# 2d motion range , find angle (Really simple, not sure what I'm missing)

1. Sep 28, 2014

### Chas3down

1. The problem statement, all variables and given/known data
Firing something at 40m/s at angle X, it lands 65meters away, give 2 angles it could be.. (Assume g=10m/s^2)(Fired at y=0)(No air resistance)

2. Relevant equations

D = v^2/g sin(2x)

3. The attempt at a solution

d= v^2/g sin(2x)

65 = 40^2/10 sin(2x)

650/1600 = sin(2x)

13/32 = sin(2x)

arcsin(13/32)/2 = x
23.97/2 = x

x = 11.985
and
x = 90-11.985

But it's wrong?

Heres another form it could be in, but don't know where to go from here..
13/32 = 2sinxcosx
13/64 = sinxcosx

2. Sep 28, 2014

### Orodruin

Staff Emeritus

3. Sep 28, 2014

### Chas3down

There isn't one, it just says if it is correct or not (anwser must be exact)

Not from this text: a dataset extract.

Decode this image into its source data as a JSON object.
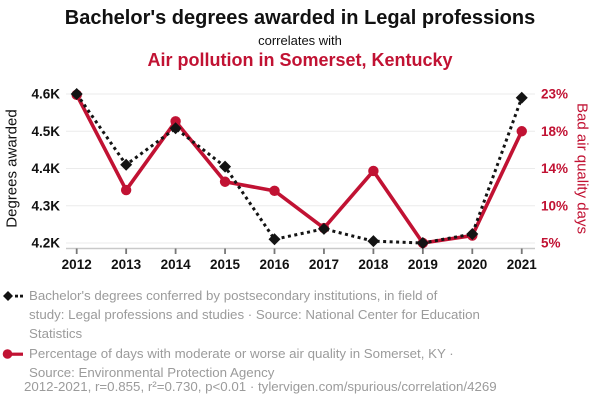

With further research, it seems one angle is
"arcsin(13/32)/2" , which is what I had but in decimal form, however can't find the second angle.. , i tried 90 - arcsin(13/32)/2, 180 - arcsin(13/32)/2, 360 - arcsin(13/32)/2, - arcsin(13/32)/2, and arcsin(-13/32)/2, and arccos(13/32)/2

"90 - arcsin(13/32)/2" and "arccos(13/32)/2" work, but I am just not sure what form they want it in, probably a manipulation of 13/32 so the form would be arcsin(??)/2 for second angle

Last edited: Sep 28, 2014
4. Sep 28, 2014

### Orodruin

Staff Emeritus
This question seemed to indicate that you had compared it with a solutions manual or equivalent which had stated something else.

You can argue for this either completely through mathematics - or by physical reasoning: If the angle would be 180 - 12 degrees, would the projectile land in front of the firing point?

The mathematical approach is to note that sin(2x) = a implies that 2x = asin(a) or 2x = 180o - asin(a).